What holds it back: human evidence, safety clarity, regulatory clarity, practical relevance. What supports its placement: preclinical depth, mechanism confidence. Stronger human trials, clearer long-term safety data, and regulatory progress would move it up; a safety signal or failure to replicate would move it down.
05Proven lane vs speculative lane
Simple takeaway: The research interest is real; most popular claims remain speculative.
What's supported is the preclinical/mechanistic research. What's speculative is the broad human benefit frequently claimed online, which the indexed human evidence does not establish.
06What people report
Simple takeaway: Community reports are not clinical evidence.
Online reports can surface expectation patterns and possible safety signals, but they are shaped by placebo effects, selection bias, confounders, and uncertain product quality and sourcing. We don't treat anecdotes as proof and we don't publish dosing or protocols.
07Regulatory status
Simple takeaway: Research-use-only
Not approved by the FDA for human use; studied in research contexts. Regulatory status can change and differs by country; several peptides are also prohibited in sport (WADA). Verify current status before relying on it.
08What changed recently
Simple takeaway: No major evidence-changing update was identified in this review window.
The current profile reflects the existing body of indexed evidence. Material changes — new trials, approvals, or safety findings — are noted here when an editor logs them.
How the community sees this vs the evidence.
Evidence tier is F. Do you agree?
Community votes reflect user perception, not scientific proof — the evidence tier comes from our Research Maturity Index. Aggregate community sentiment will appear here once enough votes are collected.

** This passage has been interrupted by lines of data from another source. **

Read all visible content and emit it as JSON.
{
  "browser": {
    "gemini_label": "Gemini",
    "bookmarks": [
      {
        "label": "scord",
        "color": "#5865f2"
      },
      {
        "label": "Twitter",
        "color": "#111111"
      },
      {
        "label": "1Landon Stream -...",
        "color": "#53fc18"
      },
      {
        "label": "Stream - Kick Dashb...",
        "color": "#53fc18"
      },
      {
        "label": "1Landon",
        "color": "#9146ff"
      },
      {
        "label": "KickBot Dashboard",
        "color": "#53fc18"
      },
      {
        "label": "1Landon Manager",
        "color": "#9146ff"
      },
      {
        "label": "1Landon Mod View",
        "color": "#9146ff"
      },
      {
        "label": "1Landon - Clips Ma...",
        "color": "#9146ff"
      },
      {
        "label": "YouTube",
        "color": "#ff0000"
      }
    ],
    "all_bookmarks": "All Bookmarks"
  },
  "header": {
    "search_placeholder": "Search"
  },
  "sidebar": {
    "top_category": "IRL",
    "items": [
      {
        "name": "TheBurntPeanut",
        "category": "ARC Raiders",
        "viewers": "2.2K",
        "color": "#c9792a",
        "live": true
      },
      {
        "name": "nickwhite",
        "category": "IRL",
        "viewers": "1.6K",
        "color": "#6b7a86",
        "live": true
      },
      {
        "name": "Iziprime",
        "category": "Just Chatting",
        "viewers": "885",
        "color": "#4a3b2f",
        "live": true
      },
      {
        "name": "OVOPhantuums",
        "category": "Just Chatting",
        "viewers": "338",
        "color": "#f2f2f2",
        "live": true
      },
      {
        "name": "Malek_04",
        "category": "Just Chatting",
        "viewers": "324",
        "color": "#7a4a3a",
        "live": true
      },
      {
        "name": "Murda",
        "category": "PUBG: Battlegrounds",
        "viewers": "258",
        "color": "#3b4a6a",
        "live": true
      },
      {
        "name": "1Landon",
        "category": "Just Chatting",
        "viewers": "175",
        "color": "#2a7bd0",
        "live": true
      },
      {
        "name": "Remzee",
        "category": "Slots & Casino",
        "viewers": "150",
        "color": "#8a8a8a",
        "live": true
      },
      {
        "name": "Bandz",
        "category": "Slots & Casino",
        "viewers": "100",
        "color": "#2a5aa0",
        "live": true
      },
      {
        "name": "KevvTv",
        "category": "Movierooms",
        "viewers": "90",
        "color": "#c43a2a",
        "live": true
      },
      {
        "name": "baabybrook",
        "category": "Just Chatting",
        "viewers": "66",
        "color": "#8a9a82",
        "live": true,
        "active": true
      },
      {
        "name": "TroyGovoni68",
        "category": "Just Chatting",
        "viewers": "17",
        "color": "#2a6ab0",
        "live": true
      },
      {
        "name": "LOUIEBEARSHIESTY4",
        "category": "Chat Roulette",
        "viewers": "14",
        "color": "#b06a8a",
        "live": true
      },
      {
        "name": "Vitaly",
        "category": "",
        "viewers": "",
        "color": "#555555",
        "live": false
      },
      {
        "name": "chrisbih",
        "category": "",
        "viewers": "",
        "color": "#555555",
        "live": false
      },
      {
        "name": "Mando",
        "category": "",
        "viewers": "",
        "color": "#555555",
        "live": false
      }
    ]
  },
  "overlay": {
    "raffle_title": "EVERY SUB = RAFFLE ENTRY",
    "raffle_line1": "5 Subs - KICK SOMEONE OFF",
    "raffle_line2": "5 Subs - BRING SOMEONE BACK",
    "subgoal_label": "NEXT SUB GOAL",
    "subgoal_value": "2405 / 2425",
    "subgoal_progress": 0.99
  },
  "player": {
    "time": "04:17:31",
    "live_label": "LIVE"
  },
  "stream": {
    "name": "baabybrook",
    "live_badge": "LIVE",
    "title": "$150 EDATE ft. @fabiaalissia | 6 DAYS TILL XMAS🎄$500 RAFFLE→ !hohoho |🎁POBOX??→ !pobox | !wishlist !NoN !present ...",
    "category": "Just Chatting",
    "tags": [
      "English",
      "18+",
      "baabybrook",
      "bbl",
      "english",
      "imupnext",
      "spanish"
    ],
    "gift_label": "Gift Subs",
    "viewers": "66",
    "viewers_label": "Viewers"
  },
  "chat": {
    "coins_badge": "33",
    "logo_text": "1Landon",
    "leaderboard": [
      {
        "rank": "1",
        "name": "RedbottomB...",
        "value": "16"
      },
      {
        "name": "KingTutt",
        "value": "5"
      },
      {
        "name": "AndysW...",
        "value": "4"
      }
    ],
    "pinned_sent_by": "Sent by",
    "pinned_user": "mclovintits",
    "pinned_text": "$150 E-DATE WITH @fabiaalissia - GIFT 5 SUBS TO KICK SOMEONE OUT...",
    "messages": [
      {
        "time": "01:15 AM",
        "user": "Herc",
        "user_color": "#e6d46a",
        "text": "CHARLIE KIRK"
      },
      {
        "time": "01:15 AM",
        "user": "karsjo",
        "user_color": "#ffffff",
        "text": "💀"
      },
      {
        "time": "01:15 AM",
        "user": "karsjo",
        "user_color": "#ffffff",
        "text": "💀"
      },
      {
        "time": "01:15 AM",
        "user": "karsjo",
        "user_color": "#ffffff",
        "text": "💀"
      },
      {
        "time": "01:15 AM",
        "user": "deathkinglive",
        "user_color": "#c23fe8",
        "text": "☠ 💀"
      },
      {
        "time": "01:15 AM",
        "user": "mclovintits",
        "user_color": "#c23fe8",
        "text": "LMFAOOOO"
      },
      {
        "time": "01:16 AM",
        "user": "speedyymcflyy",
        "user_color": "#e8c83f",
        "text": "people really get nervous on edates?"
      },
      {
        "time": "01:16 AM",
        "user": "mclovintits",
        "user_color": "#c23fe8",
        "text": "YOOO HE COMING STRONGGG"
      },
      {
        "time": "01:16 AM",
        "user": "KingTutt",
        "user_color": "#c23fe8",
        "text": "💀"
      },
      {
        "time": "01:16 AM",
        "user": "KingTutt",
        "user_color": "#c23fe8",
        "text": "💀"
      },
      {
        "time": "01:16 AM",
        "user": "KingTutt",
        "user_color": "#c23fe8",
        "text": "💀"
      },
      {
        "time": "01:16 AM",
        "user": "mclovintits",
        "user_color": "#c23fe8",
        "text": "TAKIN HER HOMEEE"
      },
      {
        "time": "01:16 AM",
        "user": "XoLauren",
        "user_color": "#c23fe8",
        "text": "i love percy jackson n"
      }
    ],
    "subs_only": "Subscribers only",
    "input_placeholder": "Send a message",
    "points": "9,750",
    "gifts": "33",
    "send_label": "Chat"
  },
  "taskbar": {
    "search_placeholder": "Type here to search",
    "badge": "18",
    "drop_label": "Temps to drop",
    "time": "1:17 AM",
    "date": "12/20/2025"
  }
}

Aggregate community sentiment will appear here once enough votes are in — we don't show invented numbers.
Get notified when new studies, safety updates, regulatory changes, or the tier ranking change.
FAQs
Is LL 37 FDA-approved?
No. LL 37 is not FDA-approved for the uses commonly discussed online. Not approved by the FDA for human use; studied in research contexts.
What is LL 37 studied for?
LL 37 is studied mainly for immune. Peptides associated with thymic function and immune signalling, plus antimicrobial host-defense peptides.
What does the research say about LL 37?
Mostly animal evidence. Human data is limited; most support comes from preclinical research.
Is LL 37 safe?
Long-term human safety is not well established for LL 37. Quality and purity from non-pharmaceutical sources is an added risk.
🧮 Reconstitution calculator (educational)
Educational reconstitution math from your own values — not medical advice or a dose recommendation. Open the full calculator →
Each unit on a 100u · 1.0 mL syringe ≈ 25 mcg of this solution.
Show the math
More water → lower concentration → more units for the same amount.
Get the vial, water, target, and 10-unit draw sent to your inbox so it's easy to reference — and follow when the evidence changes. Free, no account.
Research reference only. Not medical advice, treatment instructions, or a purchase recommendation. Consult a licensed professional.